Em seu relatório, Braga destacou que a Unind terá sede em Brasília, mas sua estrutura será multicêntrica, com campi distribuídos por diversas regiões do país para atender às especificidades dos povos indígenas. Braga, que representa o estado com a maior população indígena e a de maior diversidade étnica do Brasil, reforçou a importância de unir saberes ancestrais à ciência formal.
“Eu defendo fervorosamente que tenhamos uma universidade indígena multicampi para levar conhecimento, progresso e prosperidade aos povos indígenas. Lutamos tanto tempo para demarcarmos as terras indígenas. E o que mudou na vida dos povos indígenas?
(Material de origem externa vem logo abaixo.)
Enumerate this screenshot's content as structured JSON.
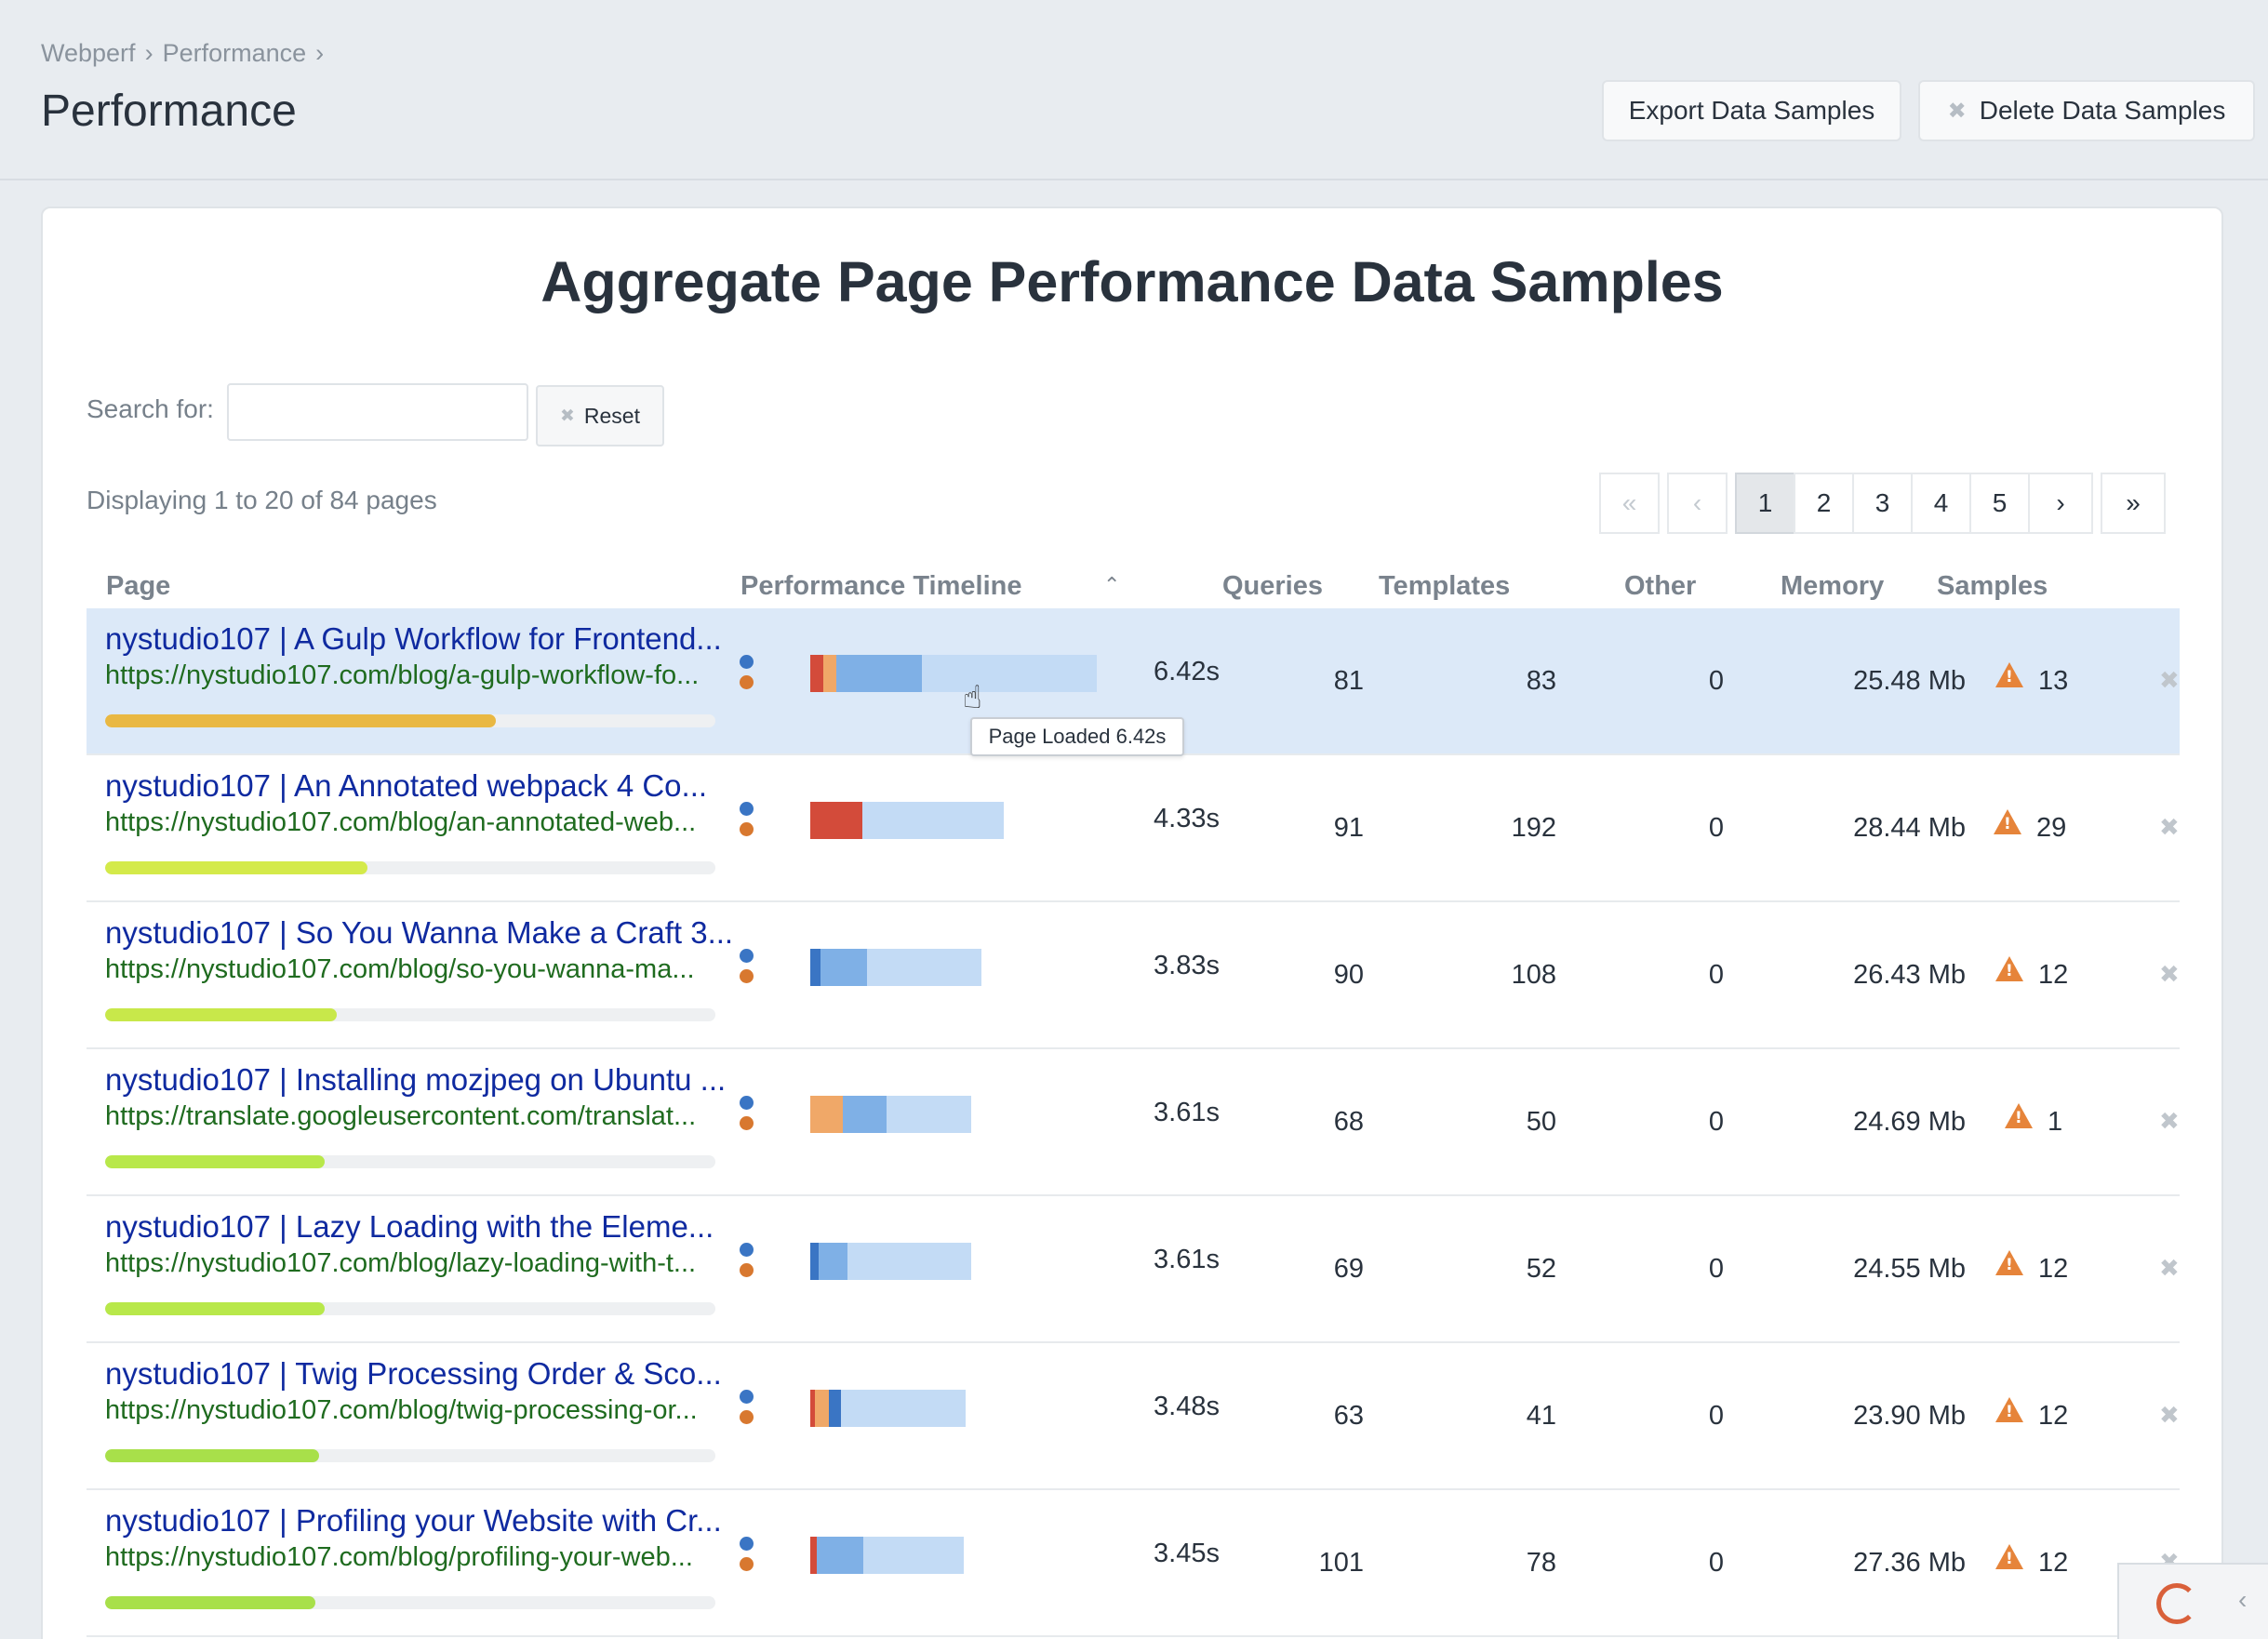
{
  "breadcrumb": [
    "Webperf",
    "Performance"
  ],
  "page_title": "Performance",
  "buttons": {
    "export": "Export Data Samples",
    "delete": "Delete Data Samples"
  },
  "card_title": "Aggregate Page Performance Data Samples",
  "search": {
    "label": "Search for:",
    "value": "",
    "reset": "Reset"
  },
  "displaying": "Displaying 1 to 20 of 84 pages",
  "pagination": [
    "«",
    "‹",
    "1",
    "2",
    "3",
    "4",
    "5",
    "›",
    "»"
  ],
  "columns": {
    "page": "Page",
    "timeline": "Performance Timeline",
    "queries": "Queries",
    "templates": "Templates",
    "other": "Other",
    "memory": "Memory",
    "samples": "Samples"
  },
  "colors": {
    "red": "#d34b3a",
    "orange": "#f0a868",
    "blue": "#7fb0e6",
    "darkblue": "#3a75c4",
    "light": "#c3dbf5",
    "yellow": "#e9b843",
    "lime": "#c8e84a"
  },
  "rows": [
    {
      "title": "nystudio107 | A Gulp Workflow for Frontend...",
      "url": "https://nystudio107.com/blog/a-gulp-workflow-fo...",
      "time": "6.42s",
      "queries": "81",
      "templates": "83",
      "other": "0",
      "memory": "25.48 Mb",
      "samples": "13",
      "progress": 0.64,
      "progress_color": "#e9b843",
      "highlight": true,
      "segments": [
        [
          "red",
          0.045
        ],
        [
          "orange",
          0.045
        ],
        [
          "blue",
          0.3
        ],
        [
          "light",
          0.61
        ]
      ],
      "timeline_fraction": 1.0
    },
    {
      "title": "nystudio107 | An Annotated webpack 4 Co...",
      "url": "https://nystudio107.com/blog/an-annotated-web...",
      "time": "4.33s",
      "queries": "91",
      "templates": "192",
      "other": "0",
      "memory": "28.44 Mb",
      "samples": "29",
      "progress": 0.43,
      "progress_color": "#d4ea4a",
      "segments": [
        [
          "red",
          0.27
        ],
        [
          "light",
          0.73
        ]
      ],
      "timeline_fraction": 0.674
    },
    {
      "title": "nystudio107 | So You Wanna Make a Craft 3...",
      "url": "https://nystudio107.com/blog/so-you-wanna-ma...",
      "time": "3.83s",
      "queries": "90",
      "templates": "108",
      "other": "0",
      "memory": "26.43 Mb",
      "samples": "12",
      "progress": 0.38,
      "progress_color": "#c8e84a",
      "segments": [
        [
          "darkblue",
          0.06
        ],
        [
          "blue",
          0.27
        ],
        [
          "light",
          0.67
        ]
      ],
      "timeline_fraction": 0.597
    },
    {
      "title": "nystudio107 | Installing mozjpeg on Ubuntu ...",
      "url": "https://translate.googleusercontent.com/translat...",
      "time": "3.61s",
      "queries": "68",
      "templates": "50",
      "other": "0",
      "memory": "24.69 Mb",
      "samples": "1",
      "progress": 0.36,
      "progress_color": "#b8e84a",
      "segments": [
        [
          "orange",
          0.2
        ],
        [
          "blue",
          0.27
        ],
        [
          "light",
          0.53
        ]
      ],
      "timeline_fraction": 0.563
    },
    {
      "title": "nystudio107 | Lazy Loading with the Eleme...",
      "url": "https://nystudio107.com/blog/lazy-loading-with-t...",
      "time": "3.61s",
      "queries": "69",
      "templates": "52",
      "other": "0",
      "memory": "24.55 Mb",
      "samples": "12",
      "progress": 0.36,
      "progress_color": "#b8e84a",
      "segments": [
        [
          "darkblue",
          0.05
        ],
        [
          "blue",
          0.18
        ],
        [
          "light",
          0.77
        ]
      ],
      "timeline_fraction": 0.563
    },
    {
      "title": "nystudio107 | Twig Processing Order & Sco...",
      "url": "https://nystudio107.com/blog/twig-processing-or...",
      "time": "3.48s",
      "queries": "63",
      "templates": "41",
      "other": "0",
      "memory": "23.90 Mb",
      "samples": "12",
      "progress": 0.35,
      "progress_color": "#a8e04a",
      "segments": [
        [
          "red",
          0.03
        ],
        [
          "orange",
          0.09
        ],
        [
          "darkblue",
          0.08
        ],
        [
          "light",
          0.8
        ]
      ],
      "timeline_fraction": 0.542
    },
    {
      "title": "nystudio107 | Profiling your Website with Cr...",
      "url": "https://nystudio107.com/blog/profiling-your-web...",
      "time": "3.45s",
      "queries": "101",
      "templates": "78",
      "other": "0",
      "memory": "27.36 Mb",
      "samples": "12",
      "progress": 0.345,
      "progress_color": "#a8e04a",
      "segments": [
        [
          "red",
          0.04
        ],
        [
          "blue",
          0.3
        ],
        [
          "light",
          0.66
        ]
      ],
      "timeline_fraction": 0.537
    }
  ],
  "tooltip": "Page Loaded 6.42s"
}
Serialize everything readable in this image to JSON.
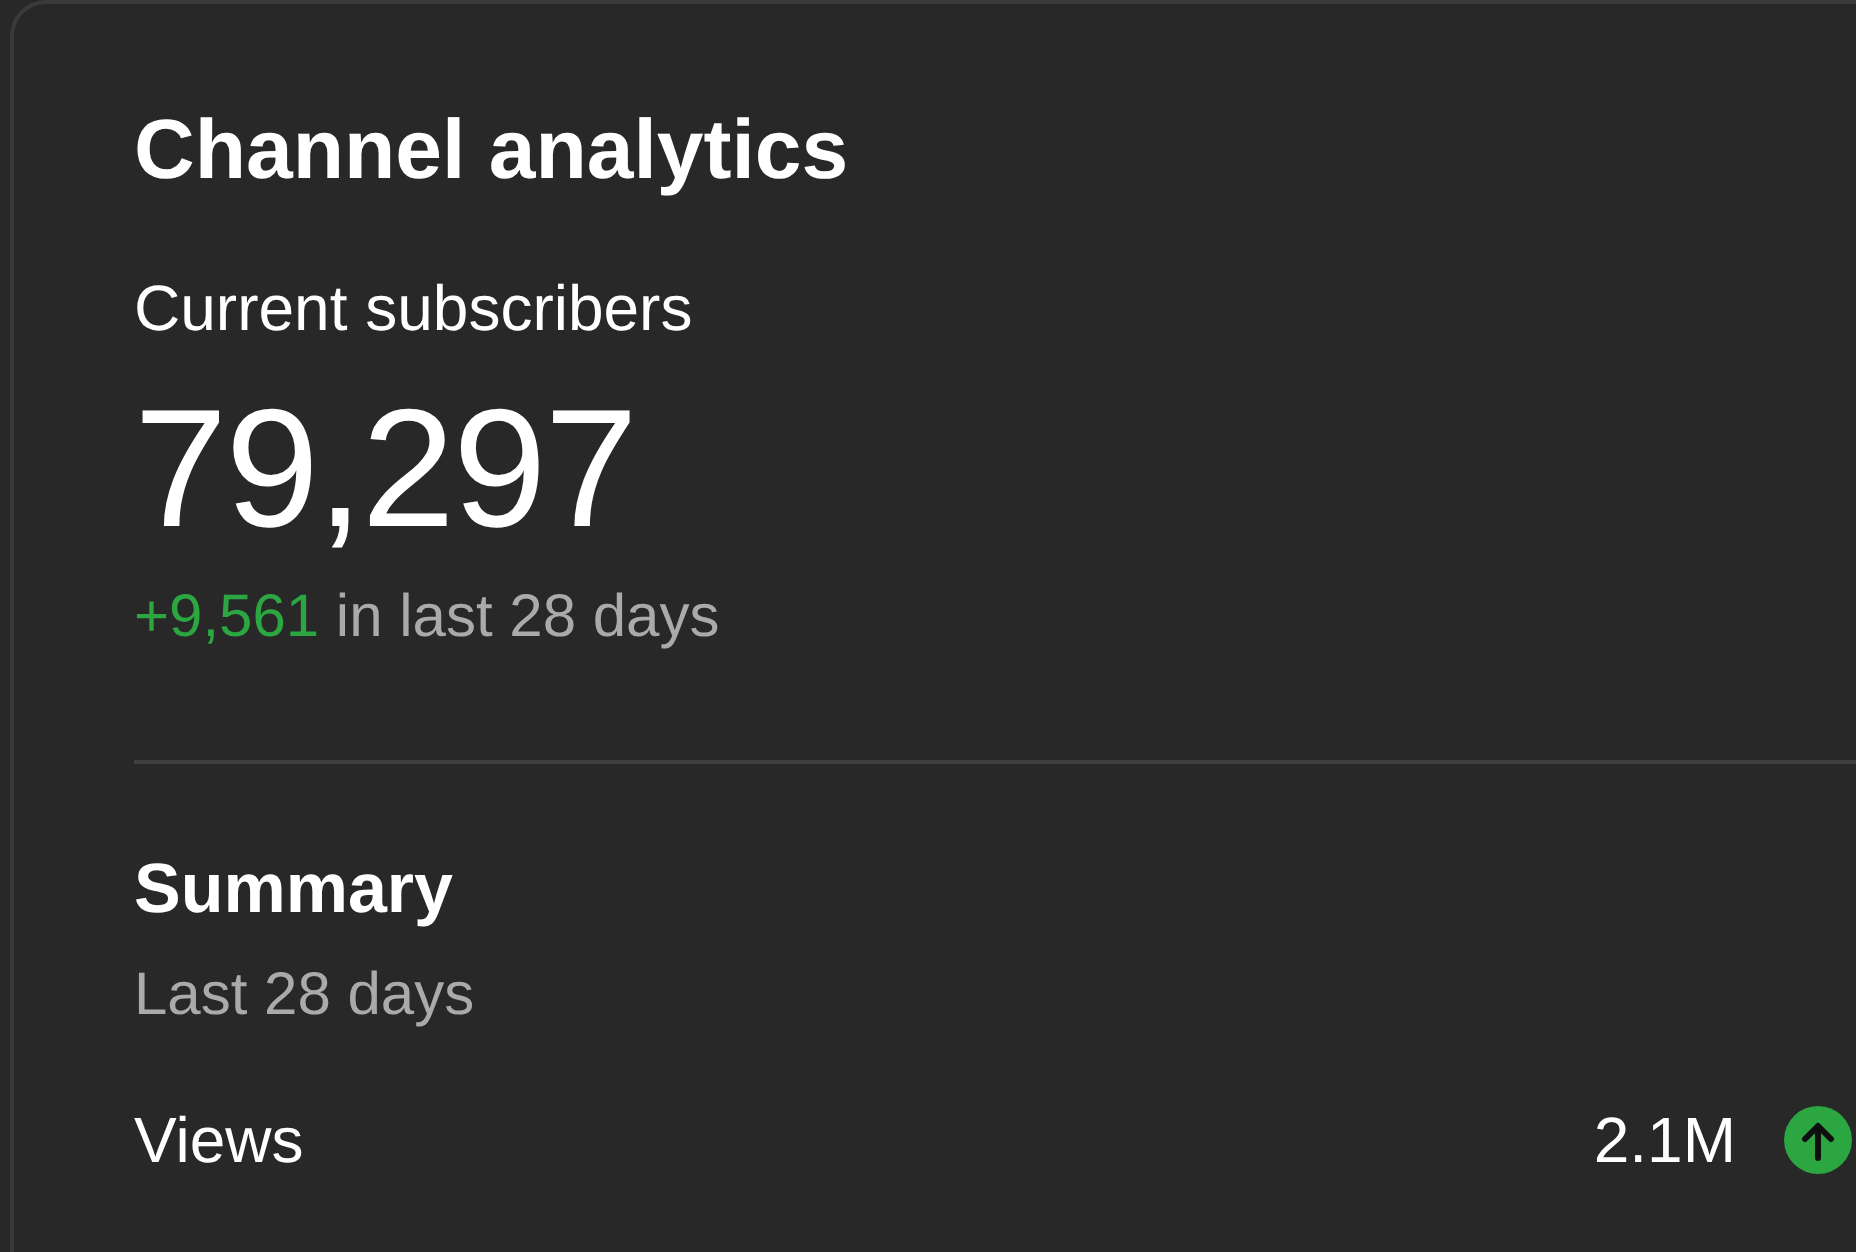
{
  "card": {
    "title": "Channel analytics",
    "subscribers": {
      "label": "Current subscribers",
      "value": "79,297",
      "change": "+9,561",
      "change_period": "in last 28 days"
    },
    "summary": {
      "title": "Summary",
      "period": "Last 28 days",
      "metrics": [
        {
          "label": "Views",
          "value": "2.1M",
          "trend_up": true
        }
      ]
    }
  }
}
Pouco ou quase nada”, destacou o senador Braga.
Em seu relatório, Braga ressaltou a importância da proposta. “O projeto rompe com a antiga concepção de integração unilateral e reconhece o direito a uma educação superior intercultural e diferenciada”, afirmou o relator em seu parecer.
O senador do Amazonas relembrou do período em que governou o seu Estado e implantou as cotas para a população indígena. “Quando fui governador do Amazonas, o Estado foi o primeiro a criar cotas indígenas para uma universidade estadual”, disse.
O senador citou que parte desses profissionais indígenas recém-formados costuma retornar para suas regiões e ajudar no desenvolvimento regional. “Já tivemos experiências maravilhosas na formação de médicos indígenas, advogados, professores, pedagogos e engenheiros. E estes voltam, dia de regra, para suas regiões, para multiplicar conhecimento, modificar o cenário de desenvolvimento econômico com responsabilidade social e ambiental”.
Um dos pontos do relatório aprovado é a exigência de que os cargos de reitor e vice-reitor sejam ocupados obrigatoriamente por docentes indígenas. Além disso, a universidade terá autonomia para estabelecer processos seletivos próprios, garantindo um percentual mínimo de vagas para estudantes indígenas.
A previsão é que as atividades acadêmicas iniciem em 2027, com a oferta inicial de dez cursos de graduação focados em áreas como:
- Gestão territorial e ambiental;
- Saúde coletiva indígena;
- Formação de professores e gestão educacional.
A meta institucional é atender cerca de 2,8 mil alunos nos primeiros quatro anos de funcionamento.
O relatório de Eduardo Braga fundamentou-se nos dados do Censo de 2022, que apontou um crescimento de 88,8% na população indígena brasileira na última década. Segundo o senador, a Unind é uma resposta necessária para reduzir os índices de abandono escolar no nível superior, causados por barreiras geográficas, econômicas e culturais.